Current AI programs use “generative AI,” which lets them create new content by studying and learning as much existing content as they can. The question is, just how new is what they’re creating? Often the answer turns out to be “not very.” Researcher Gary Marcus is one of several media experts who’s put generative AI to the text and found that what it’s actually doing often comes very close to plagiarism — stealing other people’s work.

AI’s borrowing habits have already landed Microsoft and OpenAI, the owner and creators of ChatGPT, in court. In December 2023 the New York Times (NYT) sued the companies over the way they trained their tool — which included letting it read millions of the newspaper’s articles. Now it’s using the knowledge it gained to compete with the paper, and it’s also turning out text that’s an almost word-for-word copy of NYT articles. OpenAI insists that “regurgitation” of other people’s content is “a rare bug.” But is it?

When Marcus fed a series of prompts into Midjourney and set it to work generating art, what it came back with were exact replicas of cartoon characters SpongeBob, Mario, and The Simpsons. In other tests, graphics AIs have created lookalikes of Star Wars characters.
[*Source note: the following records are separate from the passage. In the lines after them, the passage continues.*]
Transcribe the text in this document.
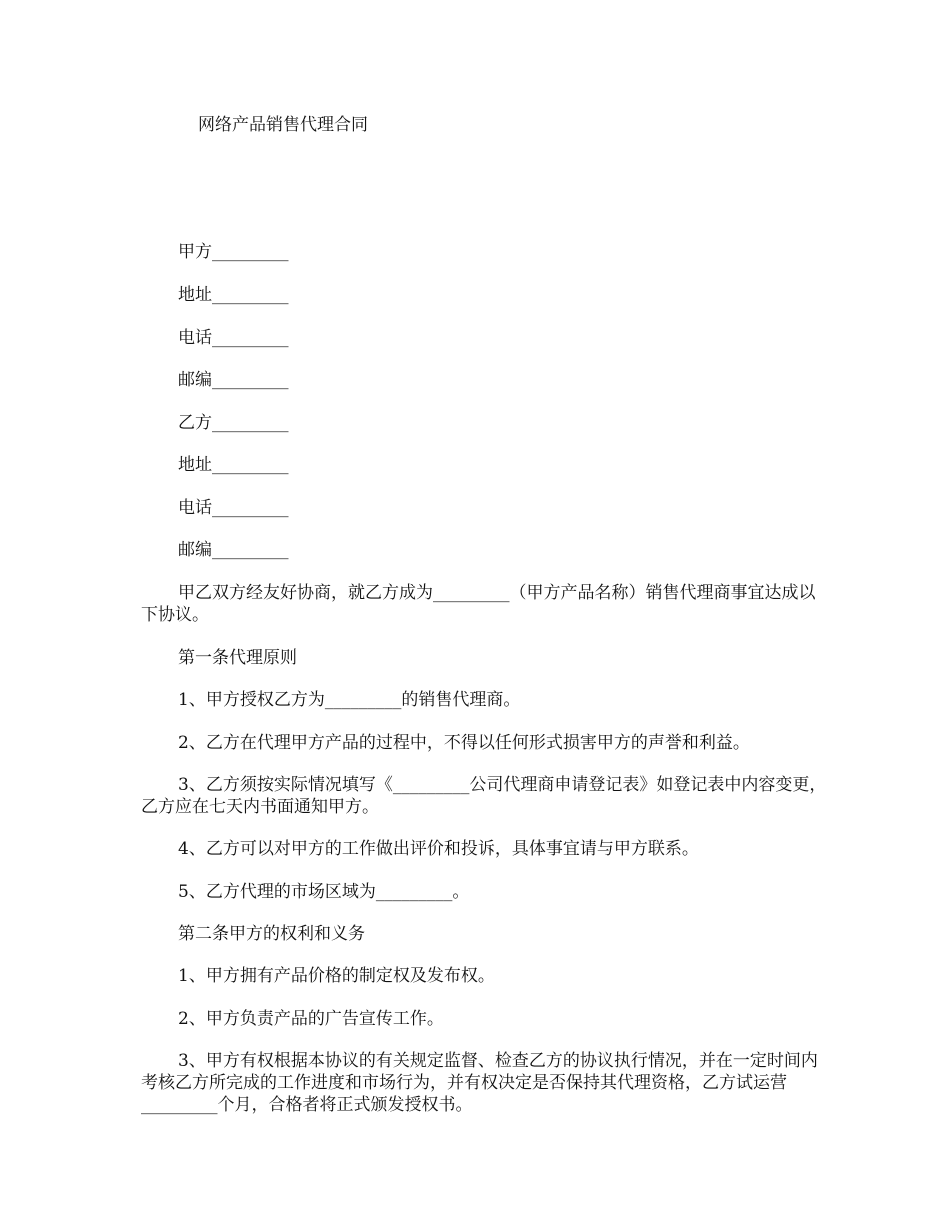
网络产品销售代理合同
甲方_________
地址_________
电话_________
邮编_________
乙方_________
地址_________
电话_________
邮编_________
甲乙双方经友好协商，就乙方成为_________（甲方产品名称）销售代理商事宜达成以下协议。
第一条代理原则
1、甲方授权乙方为_________的销售代理商。
2、乙方在代理甲方产品的过程中，不得以任何形式损害甲方的声誉和利益。
3、乙方须按实际情况填写《_________公司代理商申请登记表》如登记表中内容变更，乙方应在七天内书面通知甲方。
4、乙方可以对甲方的工作做出评价和投诉，具体事宜请与甲方联系。
5、乙方代理的市场区域为_________。
第二条甲方的权利和义务
1、甲方拥有产品价格的制定权及发布权。
2、甲方负责产品的广告宣传工作。
3、甲方有权根据本协议的有关规定监督、检查乙方的协议执行情况，并在一定时间内考核乙方所完成的工作进度和市场行为，并有权决定是否保持其代理资格，乙方试运营_________个月，合格者将正式颁发授权书。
On January 23, The Hill ran an opinion piece by Casey Mock, who openly accused the AI industry of piracy. Mock argues that, deliberately or not, generative AI is infringing copyrights — and, he warned, that’s not a good business model. He said “Piracy only benefits the pirates in the long run,” and compared AI to the 1990s music-sharing platform Napster, which enabled the industrial-scale piracy of music files. Napster was eventually sued into oblivion, with its creators forced to pay millions in compensation to artists. If the tech industry isn’t careful, their new AI tools could go the same way.